This is our Volvo, the only one on display. It's a great looking truck (and I can say that because this is my blog)
I hadn't seen a Republic before, until we visited Merv Brunt's collection at Colac and he had three on display. Click here if you want to see photographs of Merv's Republics.
An Oshkosh. Before I got into old trucks I used to think Oshkosh was just a range of children's clothing, but know I know they are also trucks. Oshkosh first started making trucks in 1917 as the Wisconsin Duplex Auto Company and in 1918 moved to the town of Oshkosh and changed their name to Oshkosh Motor Truck Manufacturing Company. According to their website they are one of the world's leading defence vehicle manufacturers. In case you are wondering the town of Oshkosh was named after Oshkosh the Menominee Chief (1795-1858). The name means "claw" or "nail" or "horny part of foot of beasts or birds".
The only Mercedes Benz on display - a 1418. It looked fantastic.
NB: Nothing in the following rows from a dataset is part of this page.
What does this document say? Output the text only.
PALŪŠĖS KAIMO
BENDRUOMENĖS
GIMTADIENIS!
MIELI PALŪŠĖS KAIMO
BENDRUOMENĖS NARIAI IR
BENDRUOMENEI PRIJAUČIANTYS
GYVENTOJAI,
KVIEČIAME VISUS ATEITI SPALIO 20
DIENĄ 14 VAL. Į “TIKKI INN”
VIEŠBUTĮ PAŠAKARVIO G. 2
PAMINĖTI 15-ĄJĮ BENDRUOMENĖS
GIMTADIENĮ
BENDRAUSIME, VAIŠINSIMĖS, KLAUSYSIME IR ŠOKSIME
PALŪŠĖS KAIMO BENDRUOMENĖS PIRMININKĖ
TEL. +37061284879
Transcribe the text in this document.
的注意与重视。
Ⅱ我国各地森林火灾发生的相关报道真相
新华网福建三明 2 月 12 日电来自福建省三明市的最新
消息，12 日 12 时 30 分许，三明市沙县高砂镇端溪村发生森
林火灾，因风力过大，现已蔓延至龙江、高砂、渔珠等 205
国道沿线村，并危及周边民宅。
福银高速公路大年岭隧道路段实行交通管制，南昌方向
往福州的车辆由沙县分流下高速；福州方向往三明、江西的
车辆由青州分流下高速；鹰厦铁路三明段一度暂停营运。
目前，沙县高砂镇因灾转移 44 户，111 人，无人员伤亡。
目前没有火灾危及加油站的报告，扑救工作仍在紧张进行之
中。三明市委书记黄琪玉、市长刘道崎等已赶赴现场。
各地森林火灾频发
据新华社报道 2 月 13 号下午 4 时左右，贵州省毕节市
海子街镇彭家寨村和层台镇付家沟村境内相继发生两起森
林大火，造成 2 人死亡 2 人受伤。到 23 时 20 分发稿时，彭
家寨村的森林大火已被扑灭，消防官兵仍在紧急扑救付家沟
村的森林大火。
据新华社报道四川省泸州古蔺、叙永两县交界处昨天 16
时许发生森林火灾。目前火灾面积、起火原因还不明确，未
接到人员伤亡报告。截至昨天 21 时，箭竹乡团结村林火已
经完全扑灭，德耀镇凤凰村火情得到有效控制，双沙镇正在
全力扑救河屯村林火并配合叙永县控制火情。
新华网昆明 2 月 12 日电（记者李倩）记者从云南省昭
This truck plus our Volvo and the little Citroen van shown in the first post took the European truck count to three.
There were three B-model Macks on show, the one above belongs to Rod Calleja, who also displayed his Diamond REO.
There were four International R190s on show. John has a soft spot for these trucks as the first full-time Interstate truck he ever drove was an R190. He drove it for MacFies. He had driven interstate before this, but on 'relay' where a truck had more one driver, but the R190 was his first truck of his own. John says the R190s were the King of the Road in the early to mid 1960s.
This unrestored Ford attracted a lot of interest. It just shows that restored or unrestored - it doesn't matter, every truck is interesting in it's own way and has a story behind it.